Oltre 250 persone di che lavoravano nei centri antifrode nelle telecomunicazioni nello Stato di Karen in Myanmar sono state rilasciate da un gruppo etnico armato e portate in Thailandia. Sono stati accolti dall’esercito thailandese e sono in fase di accertamento per verificare se siano vittime della tratta di esseri umani. La scorsa settimana il primo ministro thailandese Paetongtarn Shinawatra ha incontrato il leader cinese Xi Jinping e ha promesso di chiudere i centri e città truffa che proliferano lungo il confine tra Thailandia e Myanmar.
Il suo governo ha bloccato l’accesso all’energia elettrica e al carburante dal lato thailandese del confine e ha inasprito le norme bancarie e sui visti per cercare di impedire ai truffatori di utilizzare la Thailandia come paese di transito per spostare lavoratori e denaro.

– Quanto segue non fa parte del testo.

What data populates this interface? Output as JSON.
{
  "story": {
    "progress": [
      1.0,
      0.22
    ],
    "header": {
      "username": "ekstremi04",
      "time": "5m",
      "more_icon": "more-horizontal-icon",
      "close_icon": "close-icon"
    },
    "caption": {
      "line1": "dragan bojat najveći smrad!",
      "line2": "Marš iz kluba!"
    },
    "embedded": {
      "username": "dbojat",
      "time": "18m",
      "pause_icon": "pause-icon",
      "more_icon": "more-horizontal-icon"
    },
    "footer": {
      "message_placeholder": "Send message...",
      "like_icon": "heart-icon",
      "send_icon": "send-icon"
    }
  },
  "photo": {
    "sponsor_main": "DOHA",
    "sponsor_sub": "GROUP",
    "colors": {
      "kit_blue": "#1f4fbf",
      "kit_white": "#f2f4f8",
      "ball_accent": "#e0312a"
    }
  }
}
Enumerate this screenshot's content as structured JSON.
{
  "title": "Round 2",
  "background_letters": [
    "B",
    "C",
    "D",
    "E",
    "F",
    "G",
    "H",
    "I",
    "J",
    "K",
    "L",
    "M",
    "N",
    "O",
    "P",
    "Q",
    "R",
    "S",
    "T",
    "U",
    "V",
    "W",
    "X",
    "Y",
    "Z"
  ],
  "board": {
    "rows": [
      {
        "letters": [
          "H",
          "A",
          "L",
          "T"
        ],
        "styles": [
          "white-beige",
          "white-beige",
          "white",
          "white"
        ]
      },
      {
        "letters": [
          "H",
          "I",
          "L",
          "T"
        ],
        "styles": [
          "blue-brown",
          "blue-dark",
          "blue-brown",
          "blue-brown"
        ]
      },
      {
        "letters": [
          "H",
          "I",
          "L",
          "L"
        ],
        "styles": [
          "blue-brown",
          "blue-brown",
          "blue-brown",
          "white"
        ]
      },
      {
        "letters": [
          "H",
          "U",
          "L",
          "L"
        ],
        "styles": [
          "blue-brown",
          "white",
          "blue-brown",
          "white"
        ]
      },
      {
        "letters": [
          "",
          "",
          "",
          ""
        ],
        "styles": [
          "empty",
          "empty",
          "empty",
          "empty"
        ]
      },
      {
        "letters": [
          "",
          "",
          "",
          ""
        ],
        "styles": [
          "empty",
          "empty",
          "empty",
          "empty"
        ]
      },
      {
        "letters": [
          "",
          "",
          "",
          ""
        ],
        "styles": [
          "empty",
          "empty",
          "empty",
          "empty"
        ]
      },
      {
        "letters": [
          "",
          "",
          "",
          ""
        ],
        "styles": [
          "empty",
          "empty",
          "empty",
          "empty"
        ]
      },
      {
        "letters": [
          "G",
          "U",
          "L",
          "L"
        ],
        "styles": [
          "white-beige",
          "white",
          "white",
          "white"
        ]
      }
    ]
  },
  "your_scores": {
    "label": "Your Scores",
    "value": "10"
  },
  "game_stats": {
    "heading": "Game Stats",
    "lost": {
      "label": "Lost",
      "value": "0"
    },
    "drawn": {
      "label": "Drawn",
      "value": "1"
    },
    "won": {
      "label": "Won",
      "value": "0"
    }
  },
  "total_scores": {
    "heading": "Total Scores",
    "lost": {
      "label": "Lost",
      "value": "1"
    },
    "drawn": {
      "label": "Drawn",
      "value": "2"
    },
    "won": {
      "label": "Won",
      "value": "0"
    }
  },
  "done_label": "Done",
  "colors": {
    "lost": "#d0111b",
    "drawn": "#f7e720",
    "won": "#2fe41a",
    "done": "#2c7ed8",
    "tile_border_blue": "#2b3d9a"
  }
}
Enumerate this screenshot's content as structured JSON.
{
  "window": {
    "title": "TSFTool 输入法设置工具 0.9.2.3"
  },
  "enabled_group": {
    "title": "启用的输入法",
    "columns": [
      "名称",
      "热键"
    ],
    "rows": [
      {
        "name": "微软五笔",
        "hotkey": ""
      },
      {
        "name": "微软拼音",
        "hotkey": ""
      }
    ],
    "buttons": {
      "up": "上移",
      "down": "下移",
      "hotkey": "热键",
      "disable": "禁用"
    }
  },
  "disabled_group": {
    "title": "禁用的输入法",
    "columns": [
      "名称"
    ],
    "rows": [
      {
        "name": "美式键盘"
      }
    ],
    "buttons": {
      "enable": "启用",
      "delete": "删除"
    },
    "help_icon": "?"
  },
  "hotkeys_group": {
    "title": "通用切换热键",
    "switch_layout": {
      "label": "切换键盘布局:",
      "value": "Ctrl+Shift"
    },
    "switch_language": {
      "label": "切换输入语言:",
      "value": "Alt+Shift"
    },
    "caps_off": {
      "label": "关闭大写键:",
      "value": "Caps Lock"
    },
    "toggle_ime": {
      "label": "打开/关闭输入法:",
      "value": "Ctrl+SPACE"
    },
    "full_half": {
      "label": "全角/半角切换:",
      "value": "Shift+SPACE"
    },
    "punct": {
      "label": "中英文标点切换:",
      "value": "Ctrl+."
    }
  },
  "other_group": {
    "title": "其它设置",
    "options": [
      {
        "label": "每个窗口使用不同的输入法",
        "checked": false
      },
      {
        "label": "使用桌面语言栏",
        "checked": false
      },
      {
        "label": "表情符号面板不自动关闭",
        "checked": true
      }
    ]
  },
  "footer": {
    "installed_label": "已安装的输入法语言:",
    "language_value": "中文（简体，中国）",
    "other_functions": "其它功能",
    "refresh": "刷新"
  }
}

In genere, i lavoratori stranieri vengono attirati in questi città truffa da offerte di buoni stipendi o, in alcuni casi, ingannati facendogli credere che svolgeranno un lavoro diverso in Thailandia e non in Myanmar. I truffatori cercano lavoratori con competenze nelle lingue delle persone prese di mira dalla frode informatica, solitamente inglese e cinese. Vengono spinti a commettere attività criminali online, che spaziano dalle truffe amorose note come “macellazione del maiale” alle frodi sulle criptovalute, fino al riciclaggio di denaro e al gioco d’azzardo illegale. Alcuni sono disposti a fare il lavoro, ma altri sono costretti a restare anche se non vogliono, e il rilascio è possibile solo se le loro famiglie pagano ingenti riscatti. Alcuni di quelli che sono fuggiti hanno descritto di essere stati torturati.
Il Dipartimento investigativo speciale della Thailandia, simile all’FBI statunitense, ha richiesto mandati di arresto per tre comandanti di un altro gruppo armato noto come Esercito nazionale Karen. Tra i mandati figura anche Saw Chit Thu, il signore della guerra Karen che nel 2017 ha stretto un accordo con un’azienda cinese per costruire Shwe Kokko, una nuova città che si ritiene sia stata in gran parte finanziata tramite truffe.
Come funziona in queste città truffa, le Scam City tra la Thailandia e Myanmar
Le Scam City non sono i tradizionali call center criminali cui, per esempio, l’Europa è abituata dalle truffe che si originano da un link o da un messaggio sul cellulare. A differenza dei call center diffusi in Europa, nel Sudest asiatico si tratta di vere e proprie città di recente costruzione (come in Myanmar o nel Laos) oppure semplicemente di singoli edifici blindati da sbarre più o meno dissimulati in alcune importanti città dell’area (come Sihanoukville in Cambogia o Manila nelle Filippine). Le città – sul confine tai-birmano se ne contano una decina – sono piccoli centri avveniristici in vetrocemento con Casinò, hotel, uffici ed edifici interamente adibiti alla truffa online. È un fenomeno che, nato nel Sudest asiatico, si va estendendo sempre più a Occidente: dall’India, attraverso gli Emirati, sino in Georgia. Il loro controllo non è però solo una vicenda di pura criminalità organizzata. Coinvolge infatti dei veri e propri lavoratori schiavi: truffatori non per vocazione ma per obbligo, abbagliati dalla promessa di un guadagno tra 700 o 1000 dollari al mese. In Paesi dove un salario medio può variare tra 50 e 80 come in Myanmar o nelle Filippine e dove la povertà e la ricerca di un futuro migliore possono spingere un giovane abile col pc a finire nella rete criminale.
Secondo le Nazioni Unite, nel solo Sudest asiatico le centrali della truffa impiegherebbero oltre 200mila persone ma potrebbe essere una stima per difetto (sono 300mila secondo le autorità cinesi). Questi moderni cyber-schiavi, assunti con la promessa di laute ricompense salariali attraverso reclame sui social o da veri e propri uffici di collocamento criminale, giunti nel compound vengono privati del passaporto e del telefono e non vengono liberati finché non hanno raggiunto il target di profitto prefissato. Raggiunto l’obiettivo, sono liberi, anche perché si guarderanno bene dallo sporgere denuncia in quanto rischierebbero comunque la galera per truffa. Ma chi cerca di fuggire o protesta, viene picchiato, torturato e persino ucciso come raccontano le storie raccolte tra i rari fuggitivi. È un sistema ormai ben organizzato cresciuto a partire dal 2010 e in cui gli schiavi sono carnefici e vittime. Vittime due volte. Prima attirati nelle cyber prigioni e poi arrestati se – come raramente avviene – la polizia fa irruzione.